Wie Lademethoden die Lebensdauer von E-Auto-Batterien beeinflussen – neue Erkenntnisse und Risiken
Mila VoigtWie Lademethoden die Lebensdauer von E-Auto-Batterien beeinflussen – neue Erkenntnisse und Risiken
E-Auto-Besitzer haben heute mehr Lademöglichkeiten – doch nicht alle Methoden wirken sich gleich auf die Batterie aus. Neue Studien zeigen, dass häufige Unterbrechungen beim Laden den Akku kaum schädigen. Gleichzeitig bringen dynamische Stromtarife und bidirektionales Laden sowohl Einsparpotenzial als auch Kompromisse für Fahrer mit sich.
Seit Anfang 2024 können deutsche Netzbetreiber die Ladeleistung von Wallboxen in Spitzenlastzeiten auf 4,2 Kilowatt drosseln. Diese Maßnahme entlastet das Stromnetz, ohne die Fahrzeugbatterien nennenswert zu belasten.
Energie-Managementsysteme optimieren bereits jetzt die Ladezeiten anhand von Preissignalen. Wer sein Auto in günstigen Tarifzeiten lädt, spart Kosten. Allerdings kann diese Strategie dazu führen, dass der Akku länger vollgeladen bleibt – was auf Dauer die Alterung beschleunigen könnte.

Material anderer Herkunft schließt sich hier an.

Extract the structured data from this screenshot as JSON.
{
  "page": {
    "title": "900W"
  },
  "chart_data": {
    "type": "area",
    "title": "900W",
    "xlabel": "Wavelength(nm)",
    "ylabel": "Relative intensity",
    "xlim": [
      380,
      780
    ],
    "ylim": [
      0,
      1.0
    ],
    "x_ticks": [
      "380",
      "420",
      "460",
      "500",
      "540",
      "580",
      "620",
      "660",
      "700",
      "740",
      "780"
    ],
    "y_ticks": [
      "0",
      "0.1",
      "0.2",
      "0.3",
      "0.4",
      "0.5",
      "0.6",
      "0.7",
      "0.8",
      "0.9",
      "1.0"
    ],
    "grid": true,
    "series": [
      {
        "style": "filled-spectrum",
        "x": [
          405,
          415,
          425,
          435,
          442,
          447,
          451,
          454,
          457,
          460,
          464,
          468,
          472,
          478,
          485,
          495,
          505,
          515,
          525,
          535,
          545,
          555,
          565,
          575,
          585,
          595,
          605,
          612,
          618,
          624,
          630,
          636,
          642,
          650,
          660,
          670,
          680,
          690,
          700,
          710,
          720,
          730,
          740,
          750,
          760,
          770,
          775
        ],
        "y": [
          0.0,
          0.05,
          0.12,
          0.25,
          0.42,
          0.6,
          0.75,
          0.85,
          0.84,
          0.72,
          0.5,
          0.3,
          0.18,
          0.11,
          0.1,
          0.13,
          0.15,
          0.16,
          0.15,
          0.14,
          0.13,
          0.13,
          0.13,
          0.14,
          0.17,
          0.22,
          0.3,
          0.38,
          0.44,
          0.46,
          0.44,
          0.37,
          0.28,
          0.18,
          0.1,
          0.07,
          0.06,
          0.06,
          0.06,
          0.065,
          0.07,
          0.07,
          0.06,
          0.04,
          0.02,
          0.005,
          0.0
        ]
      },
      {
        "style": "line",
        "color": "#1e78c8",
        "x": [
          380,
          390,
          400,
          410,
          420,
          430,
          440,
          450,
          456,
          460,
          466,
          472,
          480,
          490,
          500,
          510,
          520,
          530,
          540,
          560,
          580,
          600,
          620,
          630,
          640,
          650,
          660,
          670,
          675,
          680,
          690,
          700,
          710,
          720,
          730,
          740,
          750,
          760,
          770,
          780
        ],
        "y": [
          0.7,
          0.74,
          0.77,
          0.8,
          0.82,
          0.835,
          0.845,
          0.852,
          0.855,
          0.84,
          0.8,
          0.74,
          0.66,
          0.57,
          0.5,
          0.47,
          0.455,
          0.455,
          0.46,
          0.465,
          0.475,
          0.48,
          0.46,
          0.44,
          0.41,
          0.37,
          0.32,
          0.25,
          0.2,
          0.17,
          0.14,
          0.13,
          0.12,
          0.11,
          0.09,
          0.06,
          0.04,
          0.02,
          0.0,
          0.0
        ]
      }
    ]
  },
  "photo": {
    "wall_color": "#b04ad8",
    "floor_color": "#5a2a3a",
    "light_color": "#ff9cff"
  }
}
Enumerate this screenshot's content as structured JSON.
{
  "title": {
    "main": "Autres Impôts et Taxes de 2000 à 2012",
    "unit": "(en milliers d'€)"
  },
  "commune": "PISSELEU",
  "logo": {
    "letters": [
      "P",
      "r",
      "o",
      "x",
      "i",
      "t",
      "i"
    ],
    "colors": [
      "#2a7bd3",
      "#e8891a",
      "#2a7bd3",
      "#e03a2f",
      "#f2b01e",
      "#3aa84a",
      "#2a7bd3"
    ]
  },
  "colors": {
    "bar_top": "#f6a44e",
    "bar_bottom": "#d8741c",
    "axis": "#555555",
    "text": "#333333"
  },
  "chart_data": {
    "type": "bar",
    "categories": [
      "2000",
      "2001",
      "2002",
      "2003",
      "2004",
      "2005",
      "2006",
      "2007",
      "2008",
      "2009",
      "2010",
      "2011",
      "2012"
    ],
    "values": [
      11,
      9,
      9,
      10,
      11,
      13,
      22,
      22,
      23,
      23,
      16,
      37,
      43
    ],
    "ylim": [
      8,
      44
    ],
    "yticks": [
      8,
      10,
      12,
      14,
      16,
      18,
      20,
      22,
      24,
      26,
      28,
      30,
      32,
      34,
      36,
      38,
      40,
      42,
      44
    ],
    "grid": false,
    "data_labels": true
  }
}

Noch komplexer wird es beim bidirektionalen Laden, bei dem Fahrzeuge Strom zurück ins Netz speisen. Studien zufolge könnte diese Methode die Batteriealterung über ein Jahrzehnt hinweg um 1,5 bis 6 Prozent erhöhen. Der Grund: Mehr Ladezyklen setzen dem Akku zusätzlich zu.
Die Automobilhersteller gehen unterschiedlich mit dem Thema um. Volkswagen und Ford setzen strenge Grenzen für bidirektionales Laden, um die Batteriegesundheit zu schützen. BMW warnt Kunden, dass übermäßige Nutzung die Garantie beeinträchtigen könnte. Mercedes-Benz verzichtet auf starre Vorgaben und setzt stattdessen auf sanfte Leistungsregelung, um den Verschleiß zu minimieren.
Die Entscheidungen der Fahrer – ob bei Tarifwahl oder Lademethode – beeinflussen sowohl die Kosten als auch die Lebensdauer der Batterie. Dynamische Tarife schonen zwar den Geldbeutel, können aber häufigere Vollladungen zur Folge haben. Bidirektionale Systeme bieten Flexibilität, gehen jedoch mit einer messbaren Beschleunigung der Akkualterung einher. Während die Technologie voranschreitet, passen die Hersteller ihre Richtlinien kontinuierlich an.